More than half of the turnover and nominal value of the underlying assets of exchange derivatives in the late 90s accounted for the United States, which roughly corresponded to the country’s share in the stock and bond market. In the 90s, non-US markets grew at a faster pace compared to the United States, which is simply due to their later opening, but now they have already reached a fairly high level of development and, obviously, the proportions of the late 90s in the coming years will remain.

At the same time, if we use another indicator – the number of exchange derivative contracts, then since the end of the 90s, American exchanges have lost their status as the largest in the world. The German exchange EUREX came forward. At the end of 1998, it ranked first in Europe in terms of the number of contracts sold, and in 1999 it came out on top in the world.

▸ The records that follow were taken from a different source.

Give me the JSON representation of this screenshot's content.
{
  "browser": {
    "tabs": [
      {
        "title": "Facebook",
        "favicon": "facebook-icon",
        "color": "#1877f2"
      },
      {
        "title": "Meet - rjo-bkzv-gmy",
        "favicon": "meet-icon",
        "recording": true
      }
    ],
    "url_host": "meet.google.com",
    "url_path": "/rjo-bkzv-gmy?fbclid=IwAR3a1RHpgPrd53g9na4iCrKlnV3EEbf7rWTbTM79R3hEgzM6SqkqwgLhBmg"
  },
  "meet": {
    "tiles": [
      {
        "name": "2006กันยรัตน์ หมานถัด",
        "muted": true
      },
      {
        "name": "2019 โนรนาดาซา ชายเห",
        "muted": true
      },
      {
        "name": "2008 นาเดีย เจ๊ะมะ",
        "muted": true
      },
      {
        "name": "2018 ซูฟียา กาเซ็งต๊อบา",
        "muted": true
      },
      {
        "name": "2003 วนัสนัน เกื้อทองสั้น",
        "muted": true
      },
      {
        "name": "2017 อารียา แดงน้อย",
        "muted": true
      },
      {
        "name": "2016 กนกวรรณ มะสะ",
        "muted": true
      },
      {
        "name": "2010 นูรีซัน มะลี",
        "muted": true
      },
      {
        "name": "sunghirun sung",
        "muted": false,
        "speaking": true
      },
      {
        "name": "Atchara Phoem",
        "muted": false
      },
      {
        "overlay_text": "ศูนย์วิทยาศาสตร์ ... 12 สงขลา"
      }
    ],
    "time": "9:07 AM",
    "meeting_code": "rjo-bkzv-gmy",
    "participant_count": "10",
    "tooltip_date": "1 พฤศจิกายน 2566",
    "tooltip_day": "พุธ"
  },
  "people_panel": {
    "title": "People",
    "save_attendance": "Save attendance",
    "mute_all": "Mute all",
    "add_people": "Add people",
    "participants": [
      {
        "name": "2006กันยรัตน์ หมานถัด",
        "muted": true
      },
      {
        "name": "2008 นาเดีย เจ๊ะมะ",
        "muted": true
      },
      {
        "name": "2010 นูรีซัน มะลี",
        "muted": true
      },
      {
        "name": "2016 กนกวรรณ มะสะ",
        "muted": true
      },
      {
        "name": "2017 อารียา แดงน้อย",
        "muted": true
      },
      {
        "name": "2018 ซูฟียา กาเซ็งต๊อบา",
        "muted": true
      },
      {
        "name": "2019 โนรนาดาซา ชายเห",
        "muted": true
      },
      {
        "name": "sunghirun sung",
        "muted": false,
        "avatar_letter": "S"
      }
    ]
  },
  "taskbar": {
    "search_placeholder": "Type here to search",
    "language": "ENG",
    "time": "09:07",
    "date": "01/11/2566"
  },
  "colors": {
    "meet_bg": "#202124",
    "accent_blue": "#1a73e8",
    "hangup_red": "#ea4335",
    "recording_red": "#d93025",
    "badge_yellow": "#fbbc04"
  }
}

In 2000, the turnover of trade on EUREX increased by 20%, reaching 445 million contracts. Trading turnover on the Chicago Board Options Exchange increased by 28% (to 326 million contracts). According to this indicator, it came in second place in the world. The third was taken by the Paris Exchange, which, as a result of reorganization, united the cash and derivatives markets into a single whole (the Paris Exchange proper, as well as the MATIF futures exchange and the MONEP option exchange). In 2000, the turnover here increased by 26%, reaching 236 million contracts. The third place in the world table of ranks went to the Chicago Mercantile Exchange (CME) – 231 million contracts.

If we use the turnover of nominal values of underlying assets as a criterion, the situation changes markedly. The first and second places fall on the CME and the English LIFFE, the third and fourth – on EUREX and SWOT.

In recent years, new risk management tools have been born. Thus, in 1995, futures contracts based on insured events indices appeared, allowing insurance companies to redistribute risks in property and life insurance between different regions. The Chicago Chamber of Commerce and the Chicago Mercantile Exchange plan to start trading futures contracts on mortgage-based securities (bonds of quasi-state mortgage agencies) in the near future. Futures contracts are developed, the underlying asset of which should be macroeconomic indicators, for example, GDP or inflation.

Among the new instruments designed to split risks, credit derivatives are developing most rapidly. The global volume of their market was estimated at 150 – 200 billion dollars. at the beginning of 1998 and about $500 billion. in 2000.